D’abord, c’est une belle première rencontre. Je crois qu’il était temps que l’équipe de recherche qui a travaillé depuis trois ans ici à Berlin avec l’université camerounaise de Dschang sur ces questions patrimoniales rencontre le Comité interministériel national qui travaille sur ces questions, du côté camerounais. Un beau premier contact, je dirai, très intense, très riche. Ce qu’il faut en retenir surtout c’est le désir de part et d’autre de coopérer, de travailler, de prendre le temps qu’il faut pour arriver à des résultats fondés sur une très bonne connaissance du dossier.

Vous avez fait un travail qui a permis de répertorier ces biens culturels camerounais issus du contexte colonial. Ce travail est-il exhaustif ?
Oui, on peut le dire. Nous sommes partis d’une méconnaissance totale sur la présence du patrimoine ancien camerounais en Allemagne. On pensait qu’il y avait peut-être une dizaine de milliers d’objets. Mais avec nos recherches, on est arrivé à un chiffre de 40 000 pièces venues du Cameroun avant 1919 dans les collections allemandes. C’est un chiffre considérable, c’est énorme, et presque tout le patrimoine historique du Cameroun est aujourd’hui en Allemagne, pour des raisons historiques qui probablement ne peuvent pas continuer au 21e siècle.

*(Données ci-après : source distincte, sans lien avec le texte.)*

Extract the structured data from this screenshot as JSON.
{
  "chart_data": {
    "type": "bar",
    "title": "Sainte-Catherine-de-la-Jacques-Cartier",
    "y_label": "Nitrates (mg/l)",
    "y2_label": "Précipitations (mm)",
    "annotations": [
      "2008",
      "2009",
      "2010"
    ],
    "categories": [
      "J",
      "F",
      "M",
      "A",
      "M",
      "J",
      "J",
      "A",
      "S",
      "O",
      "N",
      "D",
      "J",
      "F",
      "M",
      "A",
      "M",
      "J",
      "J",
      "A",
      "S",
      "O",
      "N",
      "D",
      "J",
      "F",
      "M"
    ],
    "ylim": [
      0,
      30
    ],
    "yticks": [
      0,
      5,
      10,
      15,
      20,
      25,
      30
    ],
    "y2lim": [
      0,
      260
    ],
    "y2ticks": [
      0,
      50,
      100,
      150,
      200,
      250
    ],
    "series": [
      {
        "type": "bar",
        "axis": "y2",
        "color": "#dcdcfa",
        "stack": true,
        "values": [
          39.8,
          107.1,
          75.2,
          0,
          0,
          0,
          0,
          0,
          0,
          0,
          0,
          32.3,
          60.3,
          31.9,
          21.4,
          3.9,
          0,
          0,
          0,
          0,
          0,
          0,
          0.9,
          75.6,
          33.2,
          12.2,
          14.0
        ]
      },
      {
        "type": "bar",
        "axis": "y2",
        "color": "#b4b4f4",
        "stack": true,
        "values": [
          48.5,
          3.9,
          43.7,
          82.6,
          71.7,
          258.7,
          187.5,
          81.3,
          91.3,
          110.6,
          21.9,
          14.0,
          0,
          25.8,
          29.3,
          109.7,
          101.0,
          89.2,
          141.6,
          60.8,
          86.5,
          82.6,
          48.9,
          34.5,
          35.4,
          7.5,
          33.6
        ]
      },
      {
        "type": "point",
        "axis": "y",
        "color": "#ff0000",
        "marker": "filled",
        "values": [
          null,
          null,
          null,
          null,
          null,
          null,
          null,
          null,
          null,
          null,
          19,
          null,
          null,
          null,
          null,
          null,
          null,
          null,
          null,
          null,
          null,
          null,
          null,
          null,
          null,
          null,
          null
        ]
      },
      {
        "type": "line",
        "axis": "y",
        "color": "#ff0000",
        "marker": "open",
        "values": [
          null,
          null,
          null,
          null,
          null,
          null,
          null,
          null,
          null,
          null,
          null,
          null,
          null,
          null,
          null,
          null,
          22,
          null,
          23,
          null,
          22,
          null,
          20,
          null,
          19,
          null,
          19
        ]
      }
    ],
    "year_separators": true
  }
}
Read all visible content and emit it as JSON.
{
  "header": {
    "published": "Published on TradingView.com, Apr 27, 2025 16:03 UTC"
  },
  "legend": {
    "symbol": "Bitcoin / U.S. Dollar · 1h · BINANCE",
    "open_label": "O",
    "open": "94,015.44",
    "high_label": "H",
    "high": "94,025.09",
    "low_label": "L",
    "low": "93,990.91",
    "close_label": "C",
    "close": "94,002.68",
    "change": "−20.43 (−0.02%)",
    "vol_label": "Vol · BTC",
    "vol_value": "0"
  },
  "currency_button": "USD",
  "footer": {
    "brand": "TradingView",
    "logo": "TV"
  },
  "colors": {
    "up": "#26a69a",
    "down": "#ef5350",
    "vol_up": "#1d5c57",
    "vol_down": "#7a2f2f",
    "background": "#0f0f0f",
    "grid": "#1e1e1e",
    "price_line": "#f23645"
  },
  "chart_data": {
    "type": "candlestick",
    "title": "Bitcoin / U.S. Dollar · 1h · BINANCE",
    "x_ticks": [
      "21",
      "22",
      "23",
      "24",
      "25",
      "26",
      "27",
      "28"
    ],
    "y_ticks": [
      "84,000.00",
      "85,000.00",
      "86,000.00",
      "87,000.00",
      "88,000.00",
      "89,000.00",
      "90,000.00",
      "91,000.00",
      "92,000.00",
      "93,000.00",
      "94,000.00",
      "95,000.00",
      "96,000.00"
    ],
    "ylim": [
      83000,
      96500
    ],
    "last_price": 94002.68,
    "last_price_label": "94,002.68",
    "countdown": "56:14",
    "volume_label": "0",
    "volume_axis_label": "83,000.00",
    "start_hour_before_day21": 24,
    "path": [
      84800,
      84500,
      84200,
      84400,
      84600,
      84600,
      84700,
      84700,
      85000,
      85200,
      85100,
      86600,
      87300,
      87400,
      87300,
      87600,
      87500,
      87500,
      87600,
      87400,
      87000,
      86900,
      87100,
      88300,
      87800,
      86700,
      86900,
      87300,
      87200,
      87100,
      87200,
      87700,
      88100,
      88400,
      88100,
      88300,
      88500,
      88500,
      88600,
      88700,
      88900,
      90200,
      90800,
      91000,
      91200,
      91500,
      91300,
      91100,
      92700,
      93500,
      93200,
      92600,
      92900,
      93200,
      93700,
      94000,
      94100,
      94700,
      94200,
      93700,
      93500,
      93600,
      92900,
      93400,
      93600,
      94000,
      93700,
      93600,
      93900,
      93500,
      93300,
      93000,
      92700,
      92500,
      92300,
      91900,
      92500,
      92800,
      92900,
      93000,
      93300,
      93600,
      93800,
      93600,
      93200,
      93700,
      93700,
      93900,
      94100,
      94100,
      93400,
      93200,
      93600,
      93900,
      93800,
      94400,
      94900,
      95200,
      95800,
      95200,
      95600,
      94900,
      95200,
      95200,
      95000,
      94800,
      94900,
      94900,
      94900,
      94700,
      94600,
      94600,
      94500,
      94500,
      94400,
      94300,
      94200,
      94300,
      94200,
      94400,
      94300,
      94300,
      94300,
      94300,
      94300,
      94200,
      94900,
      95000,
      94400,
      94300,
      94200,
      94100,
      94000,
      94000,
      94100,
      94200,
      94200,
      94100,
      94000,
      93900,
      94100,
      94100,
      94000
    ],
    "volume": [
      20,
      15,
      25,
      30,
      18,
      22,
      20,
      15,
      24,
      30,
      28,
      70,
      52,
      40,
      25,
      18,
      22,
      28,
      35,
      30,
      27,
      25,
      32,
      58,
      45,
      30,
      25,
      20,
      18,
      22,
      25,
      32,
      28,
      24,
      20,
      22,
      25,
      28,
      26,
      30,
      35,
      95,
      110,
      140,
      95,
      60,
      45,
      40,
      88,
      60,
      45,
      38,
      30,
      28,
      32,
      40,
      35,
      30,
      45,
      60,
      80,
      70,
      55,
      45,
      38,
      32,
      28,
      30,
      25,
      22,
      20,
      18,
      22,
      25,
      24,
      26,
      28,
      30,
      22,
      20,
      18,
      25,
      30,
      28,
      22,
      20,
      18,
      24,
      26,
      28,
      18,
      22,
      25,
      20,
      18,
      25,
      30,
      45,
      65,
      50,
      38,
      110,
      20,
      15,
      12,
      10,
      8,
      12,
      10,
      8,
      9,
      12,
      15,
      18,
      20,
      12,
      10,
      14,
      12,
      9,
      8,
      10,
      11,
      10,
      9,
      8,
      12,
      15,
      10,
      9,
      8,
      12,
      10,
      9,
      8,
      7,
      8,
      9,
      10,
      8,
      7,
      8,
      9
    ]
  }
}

Quelles sont les pièces les plus rares citées dans ces collections détenues ici en Allemagne ?
C’est difficile de dire quelles sont les plus rares, car toutes sont rares au sens où ce genre de pièces qui se retrouvent dans les musées sont toujours uniques et authentiques. Elles n’existent pas deux ou trois fois. Et certaines ont une réputation internationale plus grande, soit parce qu’elles sont réclamées depuis très, très longtemps, soit parce qu’elles sont de très grand format. Je pense par exemple aux tambours parlants qui servaient à la communication entre les communautés, qui pèsent plusieurs centaines de kilos et qu’on retrouve ici en Allemagne. Je pense aussi à ce qu’on appelle des statues dans les musées européens, mais qui sont bien plus, car elles sont l’incarnation d’un royaume. C’est le cas du « Ngonnsô » par exemple, entre autres.

De nombreux biens camerounais se retrouvent aussi éparpillés dans des collections privées. Sont-ils pris en compte ?
Ce sont des réserves qui peuvent être plus importantes encore que les 40 0...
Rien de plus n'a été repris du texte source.